The roads of tomorrow may contain plastic that has been recycled, in place of some of the bitumen that is normally used as a binder at present. Waste bottles and bags made from plastic that would normally be disposed of in landfill are being recycled and added to asphalt for resurfacing roads. The process sees plastic pellets being created from the bags and bottles, which are then melted in an asphalt mixture. This has benefits for both the environment and the roads, because the volume of plastic waste is reduced and the roads are stronger and longer lasting. The plastic binds the separate constituents of the asphalt together more firmly than the traditional mix.
The new “plastic roads” are being tested by three of the UK’s councils: Cumbria, Dumfries and Galloway and Enfield, who all hope to benefit from financial savings.
Recycled plastic accounts for about half a percent of the asphalt mixture. According to MacRebur Plastic Road Company’s spokesman, Toby McCartney, the company takes waste plastic materials that would have been disposed of in landfill and adds them into the asphalt mix, in order to create stronger roads that are also more durable.
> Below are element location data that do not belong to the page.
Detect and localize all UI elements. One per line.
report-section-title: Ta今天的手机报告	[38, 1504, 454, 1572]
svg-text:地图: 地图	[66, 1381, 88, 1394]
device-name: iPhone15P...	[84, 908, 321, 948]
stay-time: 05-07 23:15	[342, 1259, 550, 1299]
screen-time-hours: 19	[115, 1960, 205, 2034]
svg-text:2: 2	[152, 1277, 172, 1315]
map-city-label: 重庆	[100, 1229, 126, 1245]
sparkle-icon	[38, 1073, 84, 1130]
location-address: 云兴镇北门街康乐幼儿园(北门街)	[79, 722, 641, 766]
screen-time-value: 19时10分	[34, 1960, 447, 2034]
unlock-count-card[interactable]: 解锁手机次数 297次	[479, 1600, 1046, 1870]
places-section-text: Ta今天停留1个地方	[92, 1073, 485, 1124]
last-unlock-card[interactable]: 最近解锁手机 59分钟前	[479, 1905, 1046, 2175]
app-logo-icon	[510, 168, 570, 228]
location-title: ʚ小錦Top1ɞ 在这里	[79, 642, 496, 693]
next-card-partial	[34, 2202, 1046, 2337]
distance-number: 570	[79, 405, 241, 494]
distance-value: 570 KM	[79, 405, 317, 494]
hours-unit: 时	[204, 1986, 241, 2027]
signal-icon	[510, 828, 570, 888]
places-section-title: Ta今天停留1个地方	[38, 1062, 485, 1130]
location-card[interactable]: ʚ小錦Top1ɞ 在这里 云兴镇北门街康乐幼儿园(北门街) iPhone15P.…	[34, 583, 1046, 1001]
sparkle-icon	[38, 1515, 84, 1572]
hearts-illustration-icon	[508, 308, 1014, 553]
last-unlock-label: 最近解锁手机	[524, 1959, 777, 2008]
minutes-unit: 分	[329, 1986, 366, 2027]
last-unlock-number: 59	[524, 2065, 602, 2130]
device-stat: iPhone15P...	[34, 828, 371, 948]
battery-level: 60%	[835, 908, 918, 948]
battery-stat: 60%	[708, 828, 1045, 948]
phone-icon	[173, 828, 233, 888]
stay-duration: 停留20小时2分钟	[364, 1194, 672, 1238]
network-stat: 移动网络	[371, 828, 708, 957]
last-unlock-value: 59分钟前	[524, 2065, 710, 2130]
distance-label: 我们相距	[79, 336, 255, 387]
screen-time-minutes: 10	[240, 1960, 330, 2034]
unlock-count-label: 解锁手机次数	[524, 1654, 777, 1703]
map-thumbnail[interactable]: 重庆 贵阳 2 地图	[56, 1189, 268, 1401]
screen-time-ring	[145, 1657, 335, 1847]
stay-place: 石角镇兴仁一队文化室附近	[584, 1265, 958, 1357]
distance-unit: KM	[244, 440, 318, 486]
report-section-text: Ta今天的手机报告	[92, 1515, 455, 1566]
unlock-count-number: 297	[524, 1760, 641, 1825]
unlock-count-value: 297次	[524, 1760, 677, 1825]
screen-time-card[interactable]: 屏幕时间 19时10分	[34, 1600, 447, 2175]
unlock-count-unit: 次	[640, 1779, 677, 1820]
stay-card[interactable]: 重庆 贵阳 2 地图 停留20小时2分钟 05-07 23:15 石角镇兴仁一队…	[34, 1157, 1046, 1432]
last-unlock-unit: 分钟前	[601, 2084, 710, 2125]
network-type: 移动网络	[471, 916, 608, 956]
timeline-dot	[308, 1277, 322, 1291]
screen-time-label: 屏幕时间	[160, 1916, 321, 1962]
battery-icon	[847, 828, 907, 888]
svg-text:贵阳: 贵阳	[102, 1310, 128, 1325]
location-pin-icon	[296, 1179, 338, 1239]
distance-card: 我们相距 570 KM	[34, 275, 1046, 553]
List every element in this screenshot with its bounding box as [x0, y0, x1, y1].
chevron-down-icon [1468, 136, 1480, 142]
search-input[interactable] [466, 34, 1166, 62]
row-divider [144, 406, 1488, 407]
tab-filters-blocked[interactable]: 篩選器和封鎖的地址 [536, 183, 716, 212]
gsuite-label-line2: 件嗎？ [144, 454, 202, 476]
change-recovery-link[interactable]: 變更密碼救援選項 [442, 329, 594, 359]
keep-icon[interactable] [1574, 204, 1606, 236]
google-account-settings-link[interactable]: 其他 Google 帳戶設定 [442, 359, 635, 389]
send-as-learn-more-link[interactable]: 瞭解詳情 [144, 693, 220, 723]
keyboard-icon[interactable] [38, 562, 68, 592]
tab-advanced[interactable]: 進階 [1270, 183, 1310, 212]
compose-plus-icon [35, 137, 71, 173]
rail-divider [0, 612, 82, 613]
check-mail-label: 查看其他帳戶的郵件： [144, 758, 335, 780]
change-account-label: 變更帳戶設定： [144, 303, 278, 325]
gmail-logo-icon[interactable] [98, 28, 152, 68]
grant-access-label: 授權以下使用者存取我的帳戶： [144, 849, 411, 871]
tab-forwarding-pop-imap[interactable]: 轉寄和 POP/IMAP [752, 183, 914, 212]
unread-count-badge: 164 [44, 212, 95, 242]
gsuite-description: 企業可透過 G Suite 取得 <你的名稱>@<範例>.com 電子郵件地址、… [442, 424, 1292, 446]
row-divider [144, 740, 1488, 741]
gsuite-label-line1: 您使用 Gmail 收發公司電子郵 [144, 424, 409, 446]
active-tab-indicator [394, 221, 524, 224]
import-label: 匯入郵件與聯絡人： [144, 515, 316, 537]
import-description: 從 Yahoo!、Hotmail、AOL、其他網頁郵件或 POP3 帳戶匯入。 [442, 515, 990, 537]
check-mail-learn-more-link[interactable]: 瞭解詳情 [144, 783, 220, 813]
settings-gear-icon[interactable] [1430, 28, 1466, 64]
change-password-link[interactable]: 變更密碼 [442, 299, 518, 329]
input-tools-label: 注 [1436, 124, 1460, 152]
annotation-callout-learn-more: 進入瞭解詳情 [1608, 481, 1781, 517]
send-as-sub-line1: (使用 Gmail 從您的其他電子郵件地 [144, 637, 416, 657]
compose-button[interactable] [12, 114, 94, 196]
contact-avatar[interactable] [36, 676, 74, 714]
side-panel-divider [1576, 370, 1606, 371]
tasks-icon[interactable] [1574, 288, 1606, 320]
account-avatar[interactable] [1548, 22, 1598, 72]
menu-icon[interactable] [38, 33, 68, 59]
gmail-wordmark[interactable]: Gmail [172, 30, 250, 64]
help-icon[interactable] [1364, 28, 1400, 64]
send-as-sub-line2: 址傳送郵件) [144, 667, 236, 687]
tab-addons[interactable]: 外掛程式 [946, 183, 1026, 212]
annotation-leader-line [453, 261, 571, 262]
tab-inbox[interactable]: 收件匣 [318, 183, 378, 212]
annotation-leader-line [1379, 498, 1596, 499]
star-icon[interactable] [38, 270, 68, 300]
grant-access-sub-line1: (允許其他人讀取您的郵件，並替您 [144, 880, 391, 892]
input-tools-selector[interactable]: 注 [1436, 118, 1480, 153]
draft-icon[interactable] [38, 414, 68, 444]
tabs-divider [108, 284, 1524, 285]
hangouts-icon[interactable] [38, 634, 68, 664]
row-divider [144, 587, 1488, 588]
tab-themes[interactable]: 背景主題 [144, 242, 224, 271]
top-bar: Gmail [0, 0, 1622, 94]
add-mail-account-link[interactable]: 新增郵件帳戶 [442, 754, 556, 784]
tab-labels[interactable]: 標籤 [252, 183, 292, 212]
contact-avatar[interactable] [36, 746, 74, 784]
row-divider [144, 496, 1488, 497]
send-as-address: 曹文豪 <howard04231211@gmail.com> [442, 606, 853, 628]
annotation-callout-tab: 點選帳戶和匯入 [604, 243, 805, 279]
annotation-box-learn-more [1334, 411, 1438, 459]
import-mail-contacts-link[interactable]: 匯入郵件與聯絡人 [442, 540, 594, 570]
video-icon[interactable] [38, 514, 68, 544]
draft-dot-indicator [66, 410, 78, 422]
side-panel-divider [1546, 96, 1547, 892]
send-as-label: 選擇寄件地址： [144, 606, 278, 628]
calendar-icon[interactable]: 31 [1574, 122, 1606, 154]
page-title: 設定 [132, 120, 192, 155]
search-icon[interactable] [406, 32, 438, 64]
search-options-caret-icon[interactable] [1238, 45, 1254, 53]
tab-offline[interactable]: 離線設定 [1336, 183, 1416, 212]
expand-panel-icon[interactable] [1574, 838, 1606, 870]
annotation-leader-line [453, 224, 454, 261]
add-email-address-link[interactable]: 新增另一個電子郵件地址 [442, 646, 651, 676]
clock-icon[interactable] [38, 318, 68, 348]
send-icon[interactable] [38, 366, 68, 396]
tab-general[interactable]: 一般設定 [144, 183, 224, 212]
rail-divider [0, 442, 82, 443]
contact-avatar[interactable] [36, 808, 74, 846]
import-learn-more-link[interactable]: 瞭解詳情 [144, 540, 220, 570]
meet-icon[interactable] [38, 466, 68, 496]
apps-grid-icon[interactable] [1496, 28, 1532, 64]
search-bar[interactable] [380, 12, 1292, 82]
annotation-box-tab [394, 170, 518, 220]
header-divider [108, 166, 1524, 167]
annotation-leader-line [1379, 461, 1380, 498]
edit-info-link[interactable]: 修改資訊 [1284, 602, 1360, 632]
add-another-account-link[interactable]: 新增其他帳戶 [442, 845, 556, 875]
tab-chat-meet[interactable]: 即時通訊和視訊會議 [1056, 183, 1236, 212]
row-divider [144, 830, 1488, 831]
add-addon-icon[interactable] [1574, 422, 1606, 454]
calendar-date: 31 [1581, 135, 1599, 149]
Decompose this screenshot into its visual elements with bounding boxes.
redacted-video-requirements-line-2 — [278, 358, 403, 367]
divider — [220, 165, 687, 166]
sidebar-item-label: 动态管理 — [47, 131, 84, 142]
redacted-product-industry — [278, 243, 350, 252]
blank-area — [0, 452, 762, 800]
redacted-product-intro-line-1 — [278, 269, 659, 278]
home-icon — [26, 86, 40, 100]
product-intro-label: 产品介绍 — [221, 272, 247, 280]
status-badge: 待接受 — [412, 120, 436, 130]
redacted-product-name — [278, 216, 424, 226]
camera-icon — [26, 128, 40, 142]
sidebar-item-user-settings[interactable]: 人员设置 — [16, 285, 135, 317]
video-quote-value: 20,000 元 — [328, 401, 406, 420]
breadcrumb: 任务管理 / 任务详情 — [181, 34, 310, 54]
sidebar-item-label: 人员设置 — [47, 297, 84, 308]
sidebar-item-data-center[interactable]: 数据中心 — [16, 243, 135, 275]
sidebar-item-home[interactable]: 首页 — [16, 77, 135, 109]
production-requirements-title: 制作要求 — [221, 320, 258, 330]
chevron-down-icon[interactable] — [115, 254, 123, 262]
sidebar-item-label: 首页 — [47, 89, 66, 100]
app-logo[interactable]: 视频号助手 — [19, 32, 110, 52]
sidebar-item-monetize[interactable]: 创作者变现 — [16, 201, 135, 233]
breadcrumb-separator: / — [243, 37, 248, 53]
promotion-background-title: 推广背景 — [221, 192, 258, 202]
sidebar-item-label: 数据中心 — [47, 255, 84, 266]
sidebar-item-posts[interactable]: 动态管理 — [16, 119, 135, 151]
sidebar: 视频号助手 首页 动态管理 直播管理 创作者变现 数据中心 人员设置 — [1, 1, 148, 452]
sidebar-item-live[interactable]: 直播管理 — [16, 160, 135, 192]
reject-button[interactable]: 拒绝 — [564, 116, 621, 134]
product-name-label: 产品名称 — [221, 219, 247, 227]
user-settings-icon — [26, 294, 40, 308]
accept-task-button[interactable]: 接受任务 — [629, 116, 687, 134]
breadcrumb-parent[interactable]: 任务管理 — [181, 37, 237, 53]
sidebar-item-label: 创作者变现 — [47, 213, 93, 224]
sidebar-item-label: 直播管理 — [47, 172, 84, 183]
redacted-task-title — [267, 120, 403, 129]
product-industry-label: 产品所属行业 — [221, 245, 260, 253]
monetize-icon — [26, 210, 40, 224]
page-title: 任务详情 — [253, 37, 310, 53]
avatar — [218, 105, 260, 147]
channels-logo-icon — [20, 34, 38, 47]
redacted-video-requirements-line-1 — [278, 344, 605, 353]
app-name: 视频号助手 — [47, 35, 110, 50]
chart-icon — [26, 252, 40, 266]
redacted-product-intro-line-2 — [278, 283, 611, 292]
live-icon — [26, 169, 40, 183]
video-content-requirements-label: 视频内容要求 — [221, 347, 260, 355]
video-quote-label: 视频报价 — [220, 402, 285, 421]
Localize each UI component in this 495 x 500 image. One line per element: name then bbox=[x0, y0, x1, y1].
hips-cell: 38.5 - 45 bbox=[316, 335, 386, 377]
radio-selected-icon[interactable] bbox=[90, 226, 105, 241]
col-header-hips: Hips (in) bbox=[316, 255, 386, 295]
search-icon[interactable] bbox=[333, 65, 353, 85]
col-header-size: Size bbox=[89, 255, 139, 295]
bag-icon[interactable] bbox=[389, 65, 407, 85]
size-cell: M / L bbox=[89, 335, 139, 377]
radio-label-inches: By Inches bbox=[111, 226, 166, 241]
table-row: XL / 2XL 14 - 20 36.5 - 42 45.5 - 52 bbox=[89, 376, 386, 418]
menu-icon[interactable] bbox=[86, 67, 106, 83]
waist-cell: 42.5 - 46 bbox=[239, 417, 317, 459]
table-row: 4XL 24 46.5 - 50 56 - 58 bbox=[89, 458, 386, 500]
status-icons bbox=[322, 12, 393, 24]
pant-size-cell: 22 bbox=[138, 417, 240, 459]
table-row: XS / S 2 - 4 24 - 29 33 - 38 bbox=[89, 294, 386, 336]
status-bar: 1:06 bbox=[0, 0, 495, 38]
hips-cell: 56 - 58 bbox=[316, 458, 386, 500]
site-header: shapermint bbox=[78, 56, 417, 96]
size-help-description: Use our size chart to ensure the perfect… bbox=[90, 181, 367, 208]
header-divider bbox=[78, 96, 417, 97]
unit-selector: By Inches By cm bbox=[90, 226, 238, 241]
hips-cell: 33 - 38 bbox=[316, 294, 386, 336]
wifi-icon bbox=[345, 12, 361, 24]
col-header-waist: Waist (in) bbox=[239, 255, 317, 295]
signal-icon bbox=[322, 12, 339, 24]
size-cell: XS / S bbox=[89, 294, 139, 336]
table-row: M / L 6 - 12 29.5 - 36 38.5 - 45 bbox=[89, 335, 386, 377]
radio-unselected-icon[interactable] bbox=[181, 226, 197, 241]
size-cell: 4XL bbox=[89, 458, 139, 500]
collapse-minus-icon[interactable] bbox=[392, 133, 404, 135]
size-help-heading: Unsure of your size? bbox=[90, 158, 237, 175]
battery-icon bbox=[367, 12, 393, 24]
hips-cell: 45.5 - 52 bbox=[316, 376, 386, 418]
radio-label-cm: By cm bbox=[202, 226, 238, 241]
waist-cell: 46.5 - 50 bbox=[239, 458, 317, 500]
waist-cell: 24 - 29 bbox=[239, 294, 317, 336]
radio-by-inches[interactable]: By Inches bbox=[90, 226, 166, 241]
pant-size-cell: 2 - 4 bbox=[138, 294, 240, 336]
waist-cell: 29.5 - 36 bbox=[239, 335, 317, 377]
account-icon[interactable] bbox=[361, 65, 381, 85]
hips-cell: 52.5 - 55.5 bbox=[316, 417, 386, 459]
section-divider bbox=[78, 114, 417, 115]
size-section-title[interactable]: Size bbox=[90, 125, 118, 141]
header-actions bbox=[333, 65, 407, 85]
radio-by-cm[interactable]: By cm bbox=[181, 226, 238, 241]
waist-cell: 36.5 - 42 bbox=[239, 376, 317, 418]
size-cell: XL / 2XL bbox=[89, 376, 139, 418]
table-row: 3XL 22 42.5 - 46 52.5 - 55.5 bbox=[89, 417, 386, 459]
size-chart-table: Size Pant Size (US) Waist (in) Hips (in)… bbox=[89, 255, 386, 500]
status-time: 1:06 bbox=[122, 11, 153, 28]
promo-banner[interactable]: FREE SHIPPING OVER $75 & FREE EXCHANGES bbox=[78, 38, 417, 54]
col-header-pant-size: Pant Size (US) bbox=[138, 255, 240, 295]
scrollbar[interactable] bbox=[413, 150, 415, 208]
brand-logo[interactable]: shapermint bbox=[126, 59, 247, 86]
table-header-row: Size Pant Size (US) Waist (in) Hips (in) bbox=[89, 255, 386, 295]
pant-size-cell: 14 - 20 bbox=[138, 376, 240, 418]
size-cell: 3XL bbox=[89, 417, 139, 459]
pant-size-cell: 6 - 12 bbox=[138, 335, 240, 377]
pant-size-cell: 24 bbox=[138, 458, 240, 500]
The road’s end performance is improved and a proportion of bitumen, which is a fossil fuel, is replaced by the plastic. Mr McCartney said that the recycled plastic is more like a superglue than the bitumen that would traditionally have been used. This binds the materials together more efficiently and less material flakes off. The new roads need less maintenance and councils are able to save revenue by using local waste in local roads.
In an interview with Sky News, Dumfries and Galloway Council leader, Elaine Murray, said that they would see reduced landfill tax bills, because of the lower volumes of plastic being sent to landfill. At present, the plastic pellets cost slightly more than bitumen, but the price of bitumen can fluctuate with the price of oil, so this may change in the future. Because substantially less binder is used, this is an additional saving.
She said that the fact that bitumen, an oil industry product, is being replaced with plastics that would usually end up in landfill could be viewed as quite exciting, because it is environmentally friendly in addition to making a quality hard road surface. Ms Murray said she hoped that the new process will create asphalt that will last longer and save money.
Although the idea seems to be very successful in theory, it will have to be trialed over more time, before it can be pronounced a definite winner.
Dr Karl Williams from the University of Central Lancashire was asked by Sky News about his views on the process of using recycled plastic in roads. He said that he thought it was too soon to predict the environmental benefits that the new roads would provide, because the process is only being used on certain trial roads at present and questions remained about the type of plastics being used, their origin and how much contamination is present.